Mauro Vegni, RCS Sport Cycling Director, said: “This year we have decided to announce the route of the 2019 edition from the Marche Region again because, alongside Tuscany and Umbria, it will be one of the Italian Regions represented with start and finish locations. This year, as we’ve done in the Giro d’Italia in recent years, we’ve dedicated one stage to the local wine to put its world-renowned top quality Italian excellence under the spotlight. The Tirreno-Adriatico NamedSport is always one of the most fascinating races on the international scene; scrolling through the list of starters and the roll of honor of 53 editions, all the great champions are there.
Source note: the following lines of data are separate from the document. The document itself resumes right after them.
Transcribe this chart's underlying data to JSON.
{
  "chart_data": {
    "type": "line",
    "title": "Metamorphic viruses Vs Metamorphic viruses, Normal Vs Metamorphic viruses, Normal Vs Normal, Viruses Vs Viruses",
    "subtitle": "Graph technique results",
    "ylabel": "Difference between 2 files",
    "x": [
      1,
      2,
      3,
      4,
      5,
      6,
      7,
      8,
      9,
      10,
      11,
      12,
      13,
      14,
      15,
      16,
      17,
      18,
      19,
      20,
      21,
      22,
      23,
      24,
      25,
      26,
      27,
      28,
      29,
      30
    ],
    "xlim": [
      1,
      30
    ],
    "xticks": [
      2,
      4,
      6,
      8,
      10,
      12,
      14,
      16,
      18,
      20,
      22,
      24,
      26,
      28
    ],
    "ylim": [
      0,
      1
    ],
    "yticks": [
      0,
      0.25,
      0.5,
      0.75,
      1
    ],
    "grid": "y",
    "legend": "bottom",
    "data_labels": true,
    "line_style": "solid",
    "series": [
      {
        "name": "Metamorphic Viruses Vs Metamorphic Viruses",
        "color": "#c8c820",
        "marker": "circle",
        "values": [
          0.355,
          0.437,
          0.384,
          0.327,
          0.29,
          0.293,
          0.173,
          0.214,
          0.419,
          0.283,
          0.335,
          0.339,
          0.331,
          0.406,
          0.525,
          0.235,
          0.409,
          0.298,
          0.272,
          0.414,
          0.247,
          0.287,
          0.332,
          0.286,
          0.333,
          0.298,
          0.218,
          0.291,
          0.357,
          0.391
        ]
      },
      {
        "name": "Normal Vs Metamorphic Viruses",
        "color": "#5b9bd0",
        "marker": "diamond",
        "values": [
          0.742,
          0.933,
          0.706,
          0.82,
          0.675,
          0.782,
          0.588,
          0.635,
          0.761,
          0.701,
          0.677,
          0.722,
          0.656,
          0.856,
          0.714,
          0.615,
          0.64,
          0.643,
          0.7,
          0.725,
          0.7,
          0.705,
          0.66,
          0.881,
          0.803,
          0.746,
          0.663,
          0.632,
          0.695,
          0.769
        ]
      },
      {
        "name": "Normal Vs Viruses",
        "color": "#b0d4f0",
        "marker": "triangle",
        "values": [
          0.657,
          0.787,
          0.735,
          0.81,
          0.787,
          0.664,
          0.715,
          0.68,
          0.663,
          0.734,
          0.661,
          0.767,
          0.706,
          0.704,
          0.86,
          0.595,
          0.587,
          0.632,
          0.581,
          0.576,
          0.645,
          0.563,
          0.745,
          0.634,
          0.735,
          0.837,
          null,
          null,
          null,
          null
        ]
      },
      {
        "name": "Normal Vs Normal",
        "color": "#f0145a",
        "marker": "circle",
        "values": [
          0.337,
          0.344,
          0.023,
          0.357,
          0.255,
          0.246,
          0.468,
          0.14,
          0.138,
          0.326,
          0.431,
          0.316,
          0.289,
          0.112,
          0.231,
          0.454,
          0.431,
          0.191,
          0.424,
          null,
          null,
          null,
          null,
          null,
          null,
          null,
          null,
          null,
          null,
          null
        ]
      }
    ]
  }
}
Being broadcasted to 193 countries across the five continents, and with more than 250 Italian and international media present, signifies that the Tirreno-Adriatico NamedSport has an audience that only a few races in the world can match.”


Stefano Allocchio, RCS Sport Race Director, said: “The route is slightly different from the one proposed in recent years with the initial and final Time Trials, two sprint stages and three stages for finisseurs. There would not be a hilltop finish without making the race less hard than in previous editions. 9,000 metres of vertical elevation and the many walls that the riders will face, in particular in the hilly part of Le Marche, will make for a well fought race. The formula we have proposed looks back to this race’s tradition and gives the opportunity to all riders to better express their character.”